The Problem of Pos Tagging and Stemming for Agglutinative Languages (Turkish, Uyghur, Uzbek Languages)


Boltayevich E. B., Adali E., Mirdjonovna K. S., Xolmo'minovna A. O., Yuldashevna X. Z., Nizomaddin Uktamboy O'G'li X.

8th International Conference on Computer Science and Engineering, UBMK 2023, Burdur, Turkey, 13 - 15 September 2023, pp.57-62 identifier

  • Publication Type: Conference Paper / Full Text
  • Doi Number: 10.1109/ubmk59864.2023.10286792
  • City: Burdur
  • Country: Turkey
  • Page Numbers: pp.57-62
  • Keywords: information retrieval, IR, part-of-speech, POS tagging, stemming, stemming algorithms
  • Istanbul Technical University Affiliated: Yes

Abstract

The number of possible word forms in agglutinative languages is theoretically unlimited.
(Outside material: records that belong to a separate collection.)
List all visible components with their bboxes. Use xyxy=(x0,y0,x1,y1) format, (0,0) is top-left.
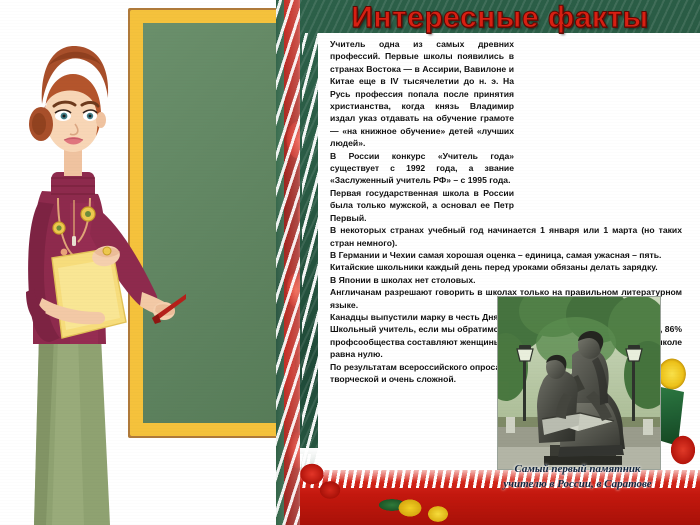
photo-caption-line1: Самый первый памятник xyxy=(470,462,685,477)
fact-paragraph: В Германии и Чехии самая хорошая оценка … xyxy=(330,249,682,261)
fact-paragraph: В некоторых странах учебный год начинает… xyxy=(330,224,682,249)
left-illustration-panel xyxy=(0,0,300,525)
fact-paragraph: Китайские школьники каждый день перед ур… xyxy=(330,261,682,273)
monument-photo-graphic xyxy=(498,297,660,469)
monument-photo xyxy=(497,296,661,470)
splash-yellow-flowers xyxy=(388,492,462,525)
slide-root: Интересные факты Учитель одна из самых д… xyxy=(0,0,700,525)
photo-caption: Самый первый памятник учителю в России, … xyxy=(470,462,685,504)
photo-caption-line2: учителю в России, в Саратове xyxy=(470,477,685,492)
teacher-illustration xyxy=(6,6,186,525)
photo-text-wrap-spacer xyxy=(522,42,682,218)
fact-paragraph: В Японии в школах нет столовых. xyxy=(330,274,682,286)
splash-left-red-flower xyxy=(300,456,348,525)
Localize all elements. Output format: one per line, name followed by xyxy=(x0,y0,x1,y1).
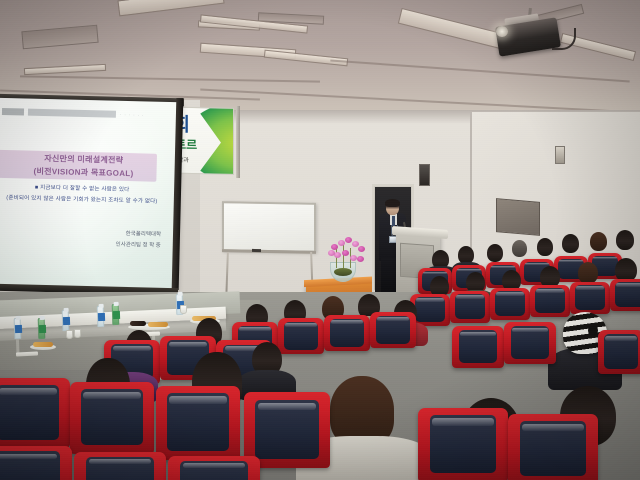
audience-seat xyxy=(490,288,530,320)
water-bottle xyxy=(14,318,22,339)
slide-body-text: ■ 지금보다 더 잘할 수 없는 사람은 있다 (준비되어 있지 않은 사람은 … xyxy=(0,182,166,208)
front-row-seat xyxy=(70,382,154,454)
beanie-top-knot xyxy=(588,325,598,336)
water-bottle xyxy=(62,310,70,331)
orchid-bloom xyxy=(357,256,364,262)
water-bottle xyxy=(97,306,105,327)
green-drink-bottle xyxy=(38,318,46,339)
audience-head xyxy=(616,230,634,250)
whiteboard-marker xyxy=(252,249,261,252)
paper-cup xyxy=(74,329,81,338)
front-row-seat xyxy=(0,446,72,480)
audience-seat xyxy=(450,291,490,323)
ceiling-light-fixture xyxy=(264,50,348,67)
audience-seat xyxy=(570,282,610,314)
slide-footer: 한국폴리텍대학 인사관리팀 정 학 중 xyxy=(51,227,162,252)
audience-seat xyxy=(598,330,640,374)
audience-seat xyxy=(530,285,570,317)
ceiling-light-fixture xyxy=(117,0,224,16)
audience-seat xyxy=(610,279,640,311)
paper-cup xyxy=(66,330,73,339)
wall-mounted-fixture xyxy=(555,146,565,164)
wall-access-panel xyxy=(496,198,540,236)
orchid-bloom xyxy=(350,255,357,261)
audience-head xyxy=(512,240,527,257)
audience-seat xyxy=(452,326,504,368)
front-row-seat xyxy=(74,452,166,480)
orchid-bloom xyxy=(328,250,335,256)
slide-title: 자신만의 미래설계전략 (비전VISION과 목표GOAL) xyxy=(8,151,159,181)
orchid-bloom xyxy=(338,240,345,246)
audience-head xyxy=(578,262,598,284)
audience-head xyxy=(487,244,503,262)
projection-screen: · · · · · · 자신만의 미래설계전략 (비전VISION과 목표GOA… xyxy=(0,98,180,290)
food-items xyxy=(130,321,146,326)
front-row-seat xyxy=(418,408,508,480)
ceiling-seam xyxy=(330,60,629,83)
projector-lens-icon xyxy=(496,26,508,37)
orchid-bloom xyxy=(345,237,352,243)
vase-moss xyxy=(334,268,352,276)
audience-seat xyxy=(324,315,370,351)
ceiling-seam xyxy=(20,75,320,82)
door-sign-plate xyxy=(419,164,430,186)
speaker-hair xyxy=(385,199,400,207)
audience-head xyxy=(537,238,553,256)
orchid-bloom xyxy=(342,250,349,256)
orchid-bloom xyxy=(358,246,365,252)
food-items xyxy=(148,322,168,327)
front-row-seat xyxy=(0,378,70,448)
audience-seat xyxy=(504,322,556,364)
orchid-bloom xyxy=(334,252,341,258)
paper-cup xyxy=(180,305,187,314)
audience-head xyxy=(562,234,579,253)
slide-header-dots: · · · · · · xyxy=(120,112,145,118)
front-row-seat xyxy=(508,414,598,480)
banner-hanging-rail xyxy=(236,106,240,178)
food-items xyxy=(33,342,53,347)
ceiling-light-fixture xyxy=(24,64,106,75)
lecture-hall-photo: 수회 전탁토르 급 현행공학과 · · · · · · 자신만의 미래설계전략 … xyxy=(0,0,640,480)
audience-head xyxy=(590,232,607,251)
front-row-seat xyxy=(156,386,240,460)
audience-seat xyxy=(278,318,324,354)
green-drink-bottle xyxy=(112,304,120,325)
front-row-seat xyxy=(168,456,260,480)
whiteboard xyxy=(222,201,316,253)
ceiling-vent xyxy=(21,25,98,50)
audience-seat xyxy=(370,312,416,348)
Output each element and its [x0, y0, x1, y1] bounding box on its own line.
This, in turn, creates the problem of POS tagging (part-of-speech) of out-of-vocabulary (OOV) words in agglutinative languages. In agglutinative languages, words are formed by adding suffixes to the stem. Due to the occurrence of phonetic harmony and disharmony while adding suffixes to the stem, it is necessary to analyze both phonetic and morphological changes. When solving many NLP tasks, it is necessary to reduce word forms to the stem (stemming). Removing all inflectional affixes from a word and lemmatizing the rest of the word is considered one of the important tasks of natural language processing (NLP), and this process is called stemming. The stemming process is important in information retrieval (IR) systems.